PHL260/CBMS807 Bioethics and Biotechnology
1. Explain and evaluate the ‘life in the shadow’ argument against human reproductive cloning. What are its strong points? What are its weak points? Do you ultimately agree or disagree with the argument? Explain and fully defend your position with arguments. 2. Read the following and answer the question below: Successes in applying somatic gene therapy to primates afflicted with Parkinson’s disease offers hope that a treatment might also be on the horizon for other neurological disorders, such as Alzheimer’s and Huntington disease. But while somatic therapy might be helpful in restoring partial or even full functioning to an affected individual, it does not solve the problem of the condition being passed on to future generations. Yet, this devastating disease could be controlled, and possibly eradicated, through germ-cell genetic therapy. GeneSolutions, a Vancouver based commercial laboratory specializing in gene therapy, has succeeded in producing a vector (a modified adenovirus) that is able to go directly to chromosome 4 and reduce the number of CAG repeats associated with the disease (>38) to the normal compliment (<30). However, this therapy is designed for germ-cell treatment, either by pre-implantation (e.g., modification of cells in an early embryo) or by modifying sperm or ovum prior to IVF. GeneSolutions is confident that they have addressed all quality and safety concerns, and that they have a therapy that can help affected families plan for a future free of Huntington disease. Adapted from <http://genethics.ca/somatictherapy.html>
Question: Given its significant potential benefits, on what grounds might someone oppose the use of germ-cell therapy for this and other purposes? Explain their position, and evaluate it. Do you agree that somatic cell therapies are always to be preferred over germ-cell ones? Defend your answers.

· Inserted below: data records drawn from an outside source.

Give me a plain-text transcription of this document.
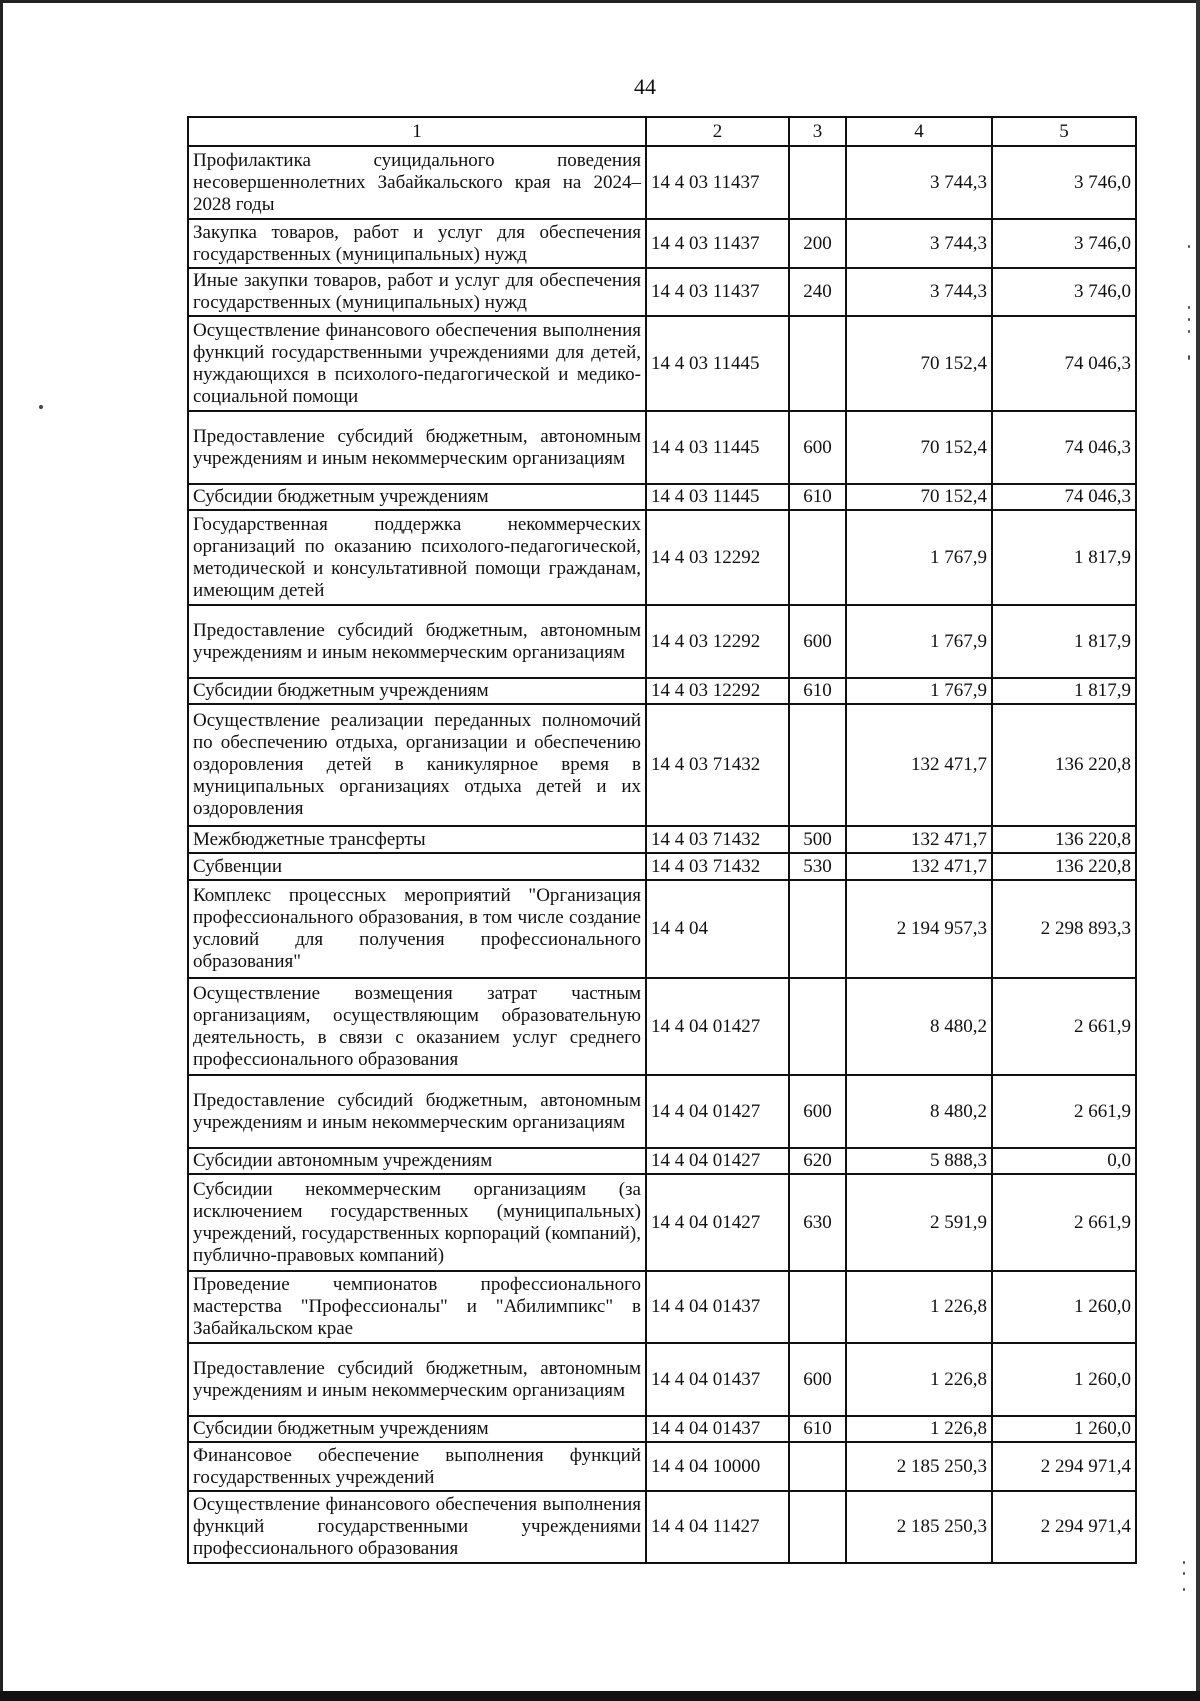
44
1	2	3	4	5
Профилактика суицидального поведения несовершеннолетних Забайкальского края на 2024–2028 годы	14 4 03 11437		3 744,3	3 746,0
Закупка товаров, работ и услуг для обеспечения государственных (муниципальных) нужд	14 4 03 11437	200	3 744,3	3 746,0
Иные закупки товаров, работ и услуг для обеспечения государственных (муниципальных) нужд	14 4 03 11437	240	3 744,3	3 746,0
Осуществление финансового обеспечения выполнения функций государственными учреждениями для детей, нуждающихся в психолого-педагогической и медико-социальной помощи	14 4 03 11445		70 152,4	74 046,3
Предоставление субсидий бюджетным, автономным учреждениям и иным некоммерческим организациям	14 4 03 11445	600	70 152,4	74 046,3
Субсидии бюджетным учреждениям	14 4 03 11445	610	70 152,4	74 046,3
Государственная поддержка некоммерческих организаций по оказанию психолого-педагогической, методической и консультативной помощи гражданам, имеющим детей	14 4 03 12292		1 767,9	1 817,9
Предоставление субсидий бюджетным, автономным учреждениям и иным некоммерческим организациям	14 4 03 12292	600	1 767,9	1 817,9
Субсидии бюджетным учреждениям	14 4 03 12292	610	1 767,9	1 817,9
Осуществление реализации переданных полномочий по обеспечению отдыха, организации и обеспечению оздоровления детей в каникулярное время в муниципальных организациях отдыха детей и их оздоровления	14 4 03 71432		132 471,7	136 220,8
Межбюджетные трансферты	14 4 03 71432	500	132 471,7	136 220,8
Субвенции	14 4 03 71432	530	132 471,7	136 220,8
Комплекс процессных мероприятий "Организация профессионального образования, в том числе создание условий для получения профессионального образования"	14 4 04		2 194 957,3	2 298 893,3
Осуществление возмещения затрат частным организациям, осуществляющим образовательную деятельность, в связи с оказанием услуг среднего профессионального образования	14 4 04 01427		8 480,2	2 661,9
Предоставление субсидий бюджетным, автономным учреждениям и иным некоммерческим организациям	14 4 04 01427	600	8 480,2	2 661,9
Субсидии автономным учреждениям	14 4 04 01427	620	5 888,3	0,0
Субсидии некоммерческим организациям (за исключением государственных (муниципальных) учреждений, государственных корпораций (компаний), публично-правовых компаний)	14 4 04 01427	630	2 591,9	2 661,9
Проведение чемпионатов профессионального мастерства "Профессионалы" и "Абилимпикс" в Забайкальском крае	14 4 04 01437		1 226,8	1 260,0
Предоставление субсидий бюджетным, автономным учреждениям и иным некоммерческим организациям	14 4 04 01437	600	1 226,8	1 260,0
Субсидии бюджетным учреждениям	14 4 04 01437	610	1 226,8	1 260,0
Финансовое обеспечение выполнения функций государственных учреждений	14 4 04 10000		2 185 250,3	2 294 971,4
Осуществление финансового обеспечения выполнения функций государственными учреждениями профессионального образования	14 4 04 11427		2 185 250,3	2 294 971,4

3. By reference to the argument from ‘procreative beneficence’, explain the position that we have a moral obligation to use genetic enhancement technology to produce the best possible children we can. Evaluate that argument: do you agree/disagree? Provide reasons to defend your evaluation, and respond to at least one objection to it. 4. Some argue that there is something special and ‘exceptional’ about human genetic material that means that it should not be commercialised in any way. Fully explain that argument and evaluate it: do you agree/disagree? Why? Given reasons to defend your evaluation fully.
5. Explain and critically evaluate the argument that agricultural biotechnology is a ‘technological fix’. In doing so, explain the supposed problem of technological fixes with reference to at least one example, one philosophical argument, and one practical argument. Explain clearly whether you agree or disagree that these uses of biotechnology are technological fixes in a problematic way, and your reasons for forming that view.